The fires at the Abqaiq refinery light up the sky as several drones successfully hit specific targets of the facility. (amateur video- France 24- YouTube)

Drone attacks on Saudi oil installation: economic and geopolitical effect

Two Saudi oil refineries suffered a surprise attack on Saturday by drone or small cruise-type missiles. The U.S is blaming Iran and rattling its sabre. The regional Houthi rebels in Yemen however are claiming responsibility.

World oil prices are affected, as is regional stability, seemingly always tenuous at best.

James Devine, associate professor in political science and international relations at Mount Allison University in New Brunswick, specialises in the politics and foreign policy of Iran.

James Devine, Mt Allison University talks about the effects of the drone attacks on Saudi oil refineries

The major attack was on the Abqaiq refinery, the largest processing facility in the world which processes about seven million barrels of crude per day.  At least 17 hits on various portions of the refinery were carried out. Two other hits were seen on infrastructure at the Khouris plant which processes about a million barrels of crude per day.

Thick smoke fills the air at Abqaiq from the many fires. Abqaiq was one of two refineries attacked on Saturday. The extent of damage at the two refineries is not yet known, nor the eventual effect of oil prices and world economy. (Reuters)

Saudi production has been halved which represents about 5% of the world’s supply.

This has resulted in an immediate spike in oil prices, but which also seems so far not to be long-lived.

In July, Houthi officials unveiled their locally produced version of the Quds-1 cruise type drone missile.
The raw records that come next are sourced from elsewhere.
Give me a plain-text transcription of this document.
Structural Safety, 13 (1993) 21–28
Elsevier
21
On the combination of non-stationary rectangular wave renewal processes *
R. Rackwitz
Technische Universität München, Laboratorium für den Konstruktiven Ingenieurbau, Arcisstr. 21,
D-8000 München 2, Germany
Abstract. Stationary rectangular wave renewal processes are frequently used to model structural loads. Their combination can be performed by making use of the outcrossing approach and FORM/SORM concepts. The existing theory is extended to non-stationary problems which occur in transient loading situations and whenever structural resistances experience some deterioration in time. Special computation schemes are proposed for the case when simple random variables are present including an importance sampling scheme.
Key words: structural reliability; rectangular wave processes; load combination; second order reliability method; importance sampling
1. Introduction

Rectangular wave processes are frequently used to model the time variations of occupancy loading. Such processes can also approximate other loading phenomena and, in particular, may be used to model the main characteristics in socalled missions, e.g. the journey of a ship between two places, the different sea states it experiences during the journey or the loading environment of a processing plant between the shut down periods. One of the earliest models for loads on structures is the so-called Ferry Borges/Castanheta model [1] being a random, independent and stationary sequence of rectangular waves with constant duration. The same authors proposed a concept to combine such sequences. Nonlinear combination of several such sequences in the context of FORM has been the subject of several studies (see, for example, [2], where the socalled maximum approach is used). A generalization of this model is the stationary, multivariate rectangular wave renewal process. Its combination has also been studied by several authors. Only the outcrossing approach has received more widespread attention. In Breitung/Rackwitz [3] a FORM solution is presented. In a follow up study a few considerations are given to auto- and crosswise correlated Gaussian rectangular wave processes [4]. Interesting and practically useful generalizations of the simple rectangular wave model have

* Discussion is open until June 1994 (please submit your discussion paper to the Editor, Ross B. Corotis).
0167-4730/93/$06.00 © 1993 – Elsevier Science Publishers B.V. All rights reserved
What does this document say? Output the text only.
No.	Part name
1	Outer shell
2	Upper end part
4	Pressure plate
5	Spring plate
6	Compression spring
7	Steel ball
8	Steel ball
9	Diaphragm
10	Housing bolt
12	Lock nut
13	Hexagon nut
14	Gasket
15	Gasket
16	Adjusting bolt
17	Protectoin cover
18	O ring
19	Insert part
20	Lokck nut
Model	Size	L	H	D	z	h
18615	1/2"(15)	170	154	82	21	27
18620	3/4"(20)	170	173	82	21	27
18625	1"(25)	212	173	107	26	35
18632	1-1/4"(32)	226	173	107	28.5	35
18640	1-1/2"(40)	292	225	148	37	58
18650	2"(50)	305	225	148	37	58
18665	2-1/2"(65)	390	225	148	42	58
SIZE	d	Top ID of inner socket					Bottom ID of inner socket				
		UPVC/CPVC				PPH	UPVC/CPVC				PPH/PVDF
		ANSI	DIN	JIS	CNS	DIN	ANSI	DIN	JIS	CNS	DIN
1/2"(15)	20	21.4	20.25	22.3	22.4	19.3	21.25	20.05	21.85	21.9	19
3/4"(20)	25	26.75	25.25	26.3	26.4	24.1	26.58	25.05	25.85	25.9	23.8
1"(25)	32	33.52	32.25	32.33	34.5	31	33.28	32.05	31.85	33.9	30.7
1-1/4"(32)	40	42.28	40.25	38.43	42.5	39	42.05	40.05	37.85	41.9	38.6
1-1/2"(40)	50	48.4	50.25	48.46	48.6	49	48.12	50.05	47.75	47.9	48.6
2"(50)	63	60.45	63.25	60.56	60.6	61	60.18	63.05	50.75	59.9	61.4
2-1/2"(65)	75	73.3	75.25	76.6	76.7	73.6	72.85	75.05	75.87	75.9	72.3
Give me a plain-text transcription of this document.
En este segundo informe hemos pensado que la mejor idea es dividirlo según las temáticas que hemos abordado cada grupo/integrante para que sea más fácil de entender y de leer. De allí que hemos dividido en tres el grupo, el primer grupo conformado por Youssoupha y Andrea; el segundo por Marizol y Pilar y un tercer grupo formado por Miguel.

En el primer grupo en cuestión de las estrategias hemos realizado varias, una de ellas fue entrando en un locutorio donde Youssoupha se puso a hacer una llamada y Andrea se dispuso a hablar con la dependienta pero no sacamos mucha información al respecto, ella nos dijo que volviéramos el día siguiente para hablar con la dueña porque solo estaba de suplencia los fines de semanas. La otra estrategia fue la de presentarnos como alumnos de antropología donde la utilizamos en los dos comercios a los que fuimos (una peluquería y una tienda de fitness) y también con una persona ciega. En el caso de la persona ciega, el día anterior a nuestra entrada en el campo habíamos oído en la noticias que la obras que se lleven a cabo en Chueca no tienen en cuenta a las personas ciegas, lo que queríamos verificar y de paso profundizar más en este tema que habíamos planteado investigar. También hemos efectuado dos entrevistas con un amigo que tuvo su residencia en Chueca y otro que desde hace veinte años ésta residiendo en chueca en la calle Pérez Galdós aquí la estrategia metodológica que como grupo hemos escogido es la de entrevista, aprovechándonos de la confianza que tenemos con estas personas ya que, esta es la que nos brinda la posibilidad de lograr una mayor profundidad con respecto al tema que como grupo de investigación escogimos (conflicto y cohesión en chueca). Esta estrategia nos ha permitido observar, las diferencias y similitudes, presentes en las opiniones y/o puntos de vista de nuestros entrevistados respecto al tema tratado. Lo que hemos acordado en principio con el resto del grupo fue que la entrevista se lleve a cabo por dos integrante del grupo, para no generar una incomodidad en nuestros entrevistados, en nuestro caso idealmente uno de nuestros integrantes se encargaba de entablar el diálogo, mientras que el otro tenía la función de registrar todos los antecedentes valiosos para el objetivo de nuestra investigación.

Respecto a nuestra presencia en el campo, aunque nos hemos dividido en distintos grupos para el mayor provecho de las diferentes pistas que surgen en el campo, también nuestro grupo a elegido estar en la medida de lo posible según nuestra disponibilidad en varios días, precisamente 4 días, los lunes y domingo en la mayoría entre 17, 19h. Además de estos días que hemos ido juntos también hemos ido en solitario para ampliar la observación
These are believed to be used in the oilfield attacks. (Houthi media- via bulletin of the atomic scientists)

Professor Devine says that if indeed Iran is behind the attack it could be their way of demonstrating that if the U.S with its sanctions is attempting to harm Iran’s economy, they have ways of fighting back and affecting the U.S and its allies.

Analysts from the Saudi bank ANB follow oil prices on the world markets on Monday following the refinery attacks as prices initially jumped. (Reuters-Stringer)

He also says if it was the Houthis, it could be as a proxy for Iran, or perhaps for their own purposes as retaliation for Saudi support of their enemies in the Yemeni civil war.

While oil prices may stabilize, experts are uncertain about stability in the region as a result of the attacks. For the moment everyone seems to be taking a “wait and see” position.

Meanwhile analysts are suggesting that this could provide some pressure in the U.S to approve the Keystone XL pipeline to Canada’s oilfields, promoted by many, including Alberta’s Premier, as the most secure source of oil in the world.